Mandating the platform before it is better than the alternative
If a product team can provision a staging environment faster by writing their own Terraform than by using the self-service flow, they will — and they are right to do so. Mandating the slower path destroys goodwill and, per DORA 2024, measurably degrades delivery performance. The readiness test before mandating: can a developer with no platform expertise use the self-service path successfully on the first attempt, without reading documentation or asking for help? If the answer is no, the path is not ready to mandate.
Treating the service catalog as a manually maintained wiki
A catalog that is hand-curated goes stale within weeks.
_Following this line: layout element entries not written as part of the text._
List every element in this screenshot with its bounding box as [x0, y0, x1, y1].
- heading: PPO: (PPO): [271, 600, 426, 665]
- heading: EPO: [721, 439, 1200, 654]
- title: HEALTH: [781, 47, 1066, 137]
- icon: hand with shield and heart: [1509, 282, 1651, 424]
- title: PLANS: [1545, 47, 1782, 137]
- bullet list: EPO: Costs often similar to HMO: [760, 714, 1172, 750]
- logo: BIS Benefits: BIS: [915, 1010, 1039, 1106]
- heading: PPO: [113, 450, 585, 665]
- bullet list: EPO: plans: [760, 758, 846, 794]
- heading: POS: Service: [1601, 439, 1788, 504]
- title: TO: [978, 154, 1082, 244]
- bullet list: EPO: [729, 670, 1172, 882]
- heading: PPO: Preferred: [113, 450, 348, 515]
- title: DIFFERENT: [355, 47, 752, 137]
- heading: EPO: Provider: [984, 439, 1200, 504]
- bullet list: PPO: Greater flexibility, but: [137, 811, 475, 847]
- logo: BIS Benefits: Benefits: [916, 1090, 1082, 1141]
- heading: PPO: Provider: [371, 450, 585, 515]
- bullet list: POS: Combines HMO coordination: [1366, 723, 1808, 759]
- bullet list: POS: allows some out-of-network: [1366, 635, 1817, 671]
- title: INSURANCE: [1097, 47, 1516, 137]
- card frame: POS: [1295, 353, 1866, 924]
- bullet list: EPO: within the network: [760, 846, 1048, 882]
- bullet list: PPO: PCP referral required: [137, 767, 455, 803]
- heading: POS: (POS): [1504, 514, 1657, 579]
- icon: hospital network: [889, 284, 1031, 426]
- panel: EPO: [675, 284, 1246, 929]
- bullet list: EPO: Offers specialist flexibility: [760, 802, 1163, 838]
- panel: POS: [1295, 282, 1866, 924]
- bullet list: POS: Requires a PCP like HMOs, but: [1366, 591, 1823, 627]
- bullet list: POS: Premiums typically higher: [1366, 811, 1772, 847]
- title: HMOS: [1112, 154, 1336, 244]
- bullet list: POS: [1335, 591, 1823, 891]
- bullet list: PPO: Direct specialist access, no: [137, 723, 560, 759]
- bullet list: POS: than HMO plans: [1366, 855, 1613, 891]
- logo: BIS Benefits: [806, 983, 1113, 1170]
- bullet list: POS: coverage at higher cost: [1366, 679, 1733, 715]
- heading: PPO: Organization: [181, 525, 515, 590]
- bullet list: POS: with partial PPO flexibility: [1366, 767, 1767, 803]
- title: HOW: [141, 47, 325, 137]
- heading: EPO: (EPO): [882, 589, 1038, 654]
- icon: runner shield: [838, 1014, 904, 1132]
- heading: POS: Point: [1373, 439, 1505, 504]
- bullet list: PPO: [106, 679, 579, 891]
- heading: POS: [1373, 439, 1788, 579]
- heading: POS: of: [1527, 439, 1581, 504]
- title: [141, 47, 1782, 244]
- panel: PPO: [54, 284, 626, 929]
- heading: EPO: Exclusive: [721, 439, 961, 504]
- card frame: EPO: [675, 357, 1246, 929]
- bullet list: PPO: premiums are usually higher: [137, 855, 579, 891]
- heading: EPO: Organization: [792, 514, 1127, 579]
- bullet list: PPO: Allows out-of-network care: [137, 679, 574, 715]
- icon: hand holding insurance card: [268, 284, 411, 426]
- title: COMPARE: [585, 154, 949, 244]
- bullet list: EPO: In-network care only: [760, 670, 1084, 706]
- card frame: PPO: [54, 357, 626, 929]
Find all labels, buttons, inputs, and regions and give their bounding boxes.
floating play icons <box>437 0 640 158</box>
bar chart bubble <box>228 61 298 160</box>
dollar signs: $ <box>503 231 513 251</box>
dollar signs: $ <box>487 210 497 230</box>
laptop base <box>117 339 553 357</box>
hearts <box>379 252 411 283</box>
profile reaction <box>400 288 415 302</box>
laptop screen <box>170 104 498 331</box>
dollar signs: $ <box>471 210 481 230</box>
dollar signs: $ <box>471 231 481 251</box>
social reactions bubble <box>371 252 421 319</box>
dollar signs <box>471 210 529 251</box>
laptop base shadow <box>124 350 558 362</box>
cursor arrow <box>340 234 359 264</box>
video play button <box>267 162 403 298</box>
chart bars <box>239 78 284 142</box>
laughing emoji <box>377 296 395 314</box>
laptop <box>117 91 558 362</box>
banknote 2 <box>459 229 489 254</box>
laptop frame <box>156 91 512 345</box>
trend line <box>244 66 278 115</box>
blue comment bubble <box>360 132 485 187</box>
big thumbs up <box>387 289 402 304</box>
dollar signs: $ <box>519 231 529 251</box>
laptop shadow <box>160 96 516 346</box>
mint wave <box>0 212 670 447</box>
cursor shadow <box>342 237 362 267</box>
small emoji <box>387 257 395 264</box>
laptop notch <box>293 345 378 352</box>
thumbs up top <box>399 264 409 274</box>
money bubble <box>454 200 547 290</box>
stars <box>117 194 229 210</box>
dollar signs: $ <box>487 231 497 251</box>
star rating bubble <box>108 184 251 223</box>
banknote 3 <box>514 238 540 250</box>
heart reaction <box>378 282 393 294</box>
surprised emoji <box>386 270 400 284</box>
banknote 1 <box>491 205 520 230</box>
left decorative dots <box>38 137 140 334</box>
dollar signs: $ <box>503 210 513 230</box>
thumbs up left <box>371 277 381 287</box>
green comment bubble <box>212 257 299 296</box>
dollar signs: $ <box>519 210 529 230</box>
Every service entry that was accurate six months ago and is now wrong erodes trust in the entire catalog. The fix is to derive catalog entries from infrastructure state: auto-register services from Terraform outputs, sync ownership from GitHub CODEOWNERS files, pull SLO status from Prometheus. The catalog should be a read-only view of actual system state, not a wiki that teams are expected to keep current.
Skipping the golden path for the "edge case" that is actually 40% of traffic
Platform teams frequently defer building support for a workload type because it seems uncommon, only to discover it represents a significant fraction of the organisation's services once they audit. Before declaring something an out-of-scope edge case, count the actual services in that category. If more than three or four teams are maintaining their own variation of the same pattern, the platform needs to absorb it.
Zero platform SLOs
When the platform is unreliable, it does not just block the platform team — it blocks every product team simultaneously. A Terraform workspace provisioner that fails 20% of the time causes infrastructure-step failures across every CI run in the organisation. Define explicit SLOs for the platform's critical paths: golden path end-to-end success rate, environment provisioning P95 latency, and portal availability. Track them on a shared dashboard. Treat breaches as SEV-2 incidents, because to the affected teams they are.
The platform team's job is to reduce the cognitive load required of stream-aligned teams — not to reduce their autonomy.